Author(s): S. Iyaloo, T. Kootbodien, N. Naicker, S. Kgalamono, KS Wilson and D. Rees
Source: International Journal of Environmental Research and Public Health, 17(7), p. 2240
Abstract: The effects on respiratory health in populations living close to silica-rich gold mine dumps are unknown. This pilot study related respiratory health and exposure to mine dump dust using two measures of exposure: exposure group, based on distance lived from the mine dump high (n = 93) (home <500 m from a mine dump), moderate (n = 133) (500–1.5 km), and low (n = 84) (>15 km, control group); and cumulative exposure index (CEI) derived from exposure group and number of years of residence in each exposure group. Participants were interviewed about respiratory symptoms and had chest X-rays and spirometry. We adjusted for key respiratory confounders. No subject had radiological features of silicosis.

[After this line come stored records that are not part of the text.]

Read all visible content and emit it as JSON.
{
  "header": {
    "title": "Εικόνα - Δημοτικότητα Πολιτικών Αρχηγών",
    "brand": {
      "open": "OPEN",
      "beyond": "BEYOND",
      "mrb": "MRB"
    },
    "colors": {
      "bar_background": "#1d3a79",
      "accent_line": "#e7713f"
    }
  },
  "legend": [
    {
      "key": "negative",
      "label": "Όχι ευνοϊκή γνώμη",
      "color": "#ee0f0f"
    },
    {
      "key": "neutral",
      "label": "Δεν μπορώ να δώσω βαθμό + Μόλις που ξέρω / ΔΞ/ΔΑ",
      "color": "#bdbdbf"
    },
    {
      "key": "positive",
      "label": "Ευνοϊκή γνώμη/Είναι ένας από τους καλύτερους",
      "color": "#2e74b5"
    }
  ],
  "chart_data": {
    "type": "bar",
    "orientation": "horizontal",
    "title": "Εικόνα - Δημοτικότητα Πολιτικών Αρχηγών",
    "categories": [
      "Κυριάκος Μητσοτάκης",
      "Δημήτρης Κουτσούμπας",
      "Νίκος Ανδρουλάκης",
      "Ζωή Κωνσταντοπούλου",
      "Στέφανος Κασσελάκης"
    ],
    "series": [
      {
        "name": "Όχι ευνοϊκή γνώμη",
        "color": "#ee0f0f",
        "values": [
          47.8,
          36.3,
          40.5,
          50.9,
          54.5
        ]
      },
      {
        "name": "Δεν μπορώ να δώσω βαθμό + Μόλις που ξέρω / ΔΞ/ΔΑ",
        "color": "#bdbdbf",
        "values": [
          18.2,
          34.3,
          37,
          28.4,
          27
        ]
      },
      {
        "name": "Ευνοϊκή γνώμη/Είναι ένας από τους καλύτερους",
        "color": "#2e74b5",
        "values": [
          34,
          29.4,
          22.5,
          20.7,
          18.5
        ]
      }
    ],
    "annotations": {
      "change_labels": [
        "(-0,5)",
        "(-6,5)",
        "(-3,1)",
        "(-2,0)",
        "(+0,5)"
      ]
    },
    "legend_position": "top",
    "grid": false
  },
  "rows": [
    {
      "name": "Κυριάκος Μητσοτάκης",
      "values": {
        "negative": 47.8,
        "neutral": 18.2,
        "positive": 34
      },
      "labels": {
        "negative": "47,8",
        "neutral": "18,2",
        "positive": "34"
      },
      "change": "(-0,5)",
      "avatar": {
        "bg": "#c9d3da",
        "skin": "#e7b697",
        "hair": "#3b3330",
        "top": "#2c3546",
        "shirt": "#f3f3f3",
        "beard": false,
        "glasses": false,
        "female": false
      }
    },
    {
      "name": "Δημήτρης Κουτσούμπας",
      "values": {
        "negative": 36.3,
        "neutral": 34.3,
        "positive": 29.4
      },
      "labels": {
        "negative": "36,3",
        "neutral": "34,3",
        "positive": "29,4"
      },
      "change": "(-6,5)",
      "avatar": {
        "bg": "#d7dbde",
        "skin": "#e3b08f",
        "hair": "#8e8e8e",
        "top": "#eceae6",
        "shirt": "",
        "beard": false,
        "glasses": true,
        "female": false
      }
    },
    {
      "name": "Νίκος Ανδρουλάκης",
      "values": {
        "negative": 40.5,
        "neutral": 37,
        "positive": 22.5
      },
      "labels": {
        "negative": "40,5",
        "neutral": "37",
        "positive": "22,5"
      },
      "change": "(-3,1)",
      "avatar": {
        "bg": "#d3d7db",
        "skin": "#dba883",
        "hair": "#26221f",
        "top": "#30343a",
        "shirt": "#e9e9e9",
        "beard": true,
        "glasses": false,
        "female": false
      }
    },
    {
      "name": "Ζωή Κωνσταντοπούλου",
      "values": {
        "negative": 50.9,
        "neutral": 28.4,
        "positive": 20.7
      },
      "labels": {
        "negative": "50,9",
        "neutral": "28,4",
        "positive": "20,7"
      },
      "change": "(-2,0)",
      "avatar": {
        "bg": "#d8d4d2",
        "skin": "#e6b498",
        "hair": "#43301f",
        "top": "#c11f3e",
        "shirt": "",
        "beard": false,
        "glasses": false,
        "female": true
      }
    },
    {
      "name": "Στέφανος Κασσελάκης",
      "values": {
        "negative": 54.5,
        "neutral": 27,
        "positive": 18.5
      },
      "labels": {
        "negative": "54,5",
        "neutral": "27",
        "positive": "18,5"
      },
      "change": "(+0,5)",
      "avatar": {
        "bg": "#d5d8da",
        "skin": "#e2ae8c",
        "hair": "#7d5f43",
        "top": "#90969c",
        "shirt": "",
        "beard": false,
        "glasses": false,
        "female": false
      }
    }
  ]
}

The high relative to low exposure group had significantly elevated adjusted odds ratios (aORs) for upper respiratory symptoms (aOR: 2.76, 95% CI: 1.28–5.97), chest wheezing (aOR: 3.78; 95% CI: 1.60–8.96), and spirometry-diagnosed chronic obstructive pulmonary disease (COPD) (aOR: 8.17; 95%CI: 1.01–65.85). These findings were similar for the high relative to medium exposure group, but no significant associations were found for the medium versus low exposure group. Chronic bronchitis and tuberculosis risks did not differ significantly among groups. CEI and exposure group produced similar results. In conclusion, residents residing <500 m from mine dumps had elevated adverse respiratory health effects.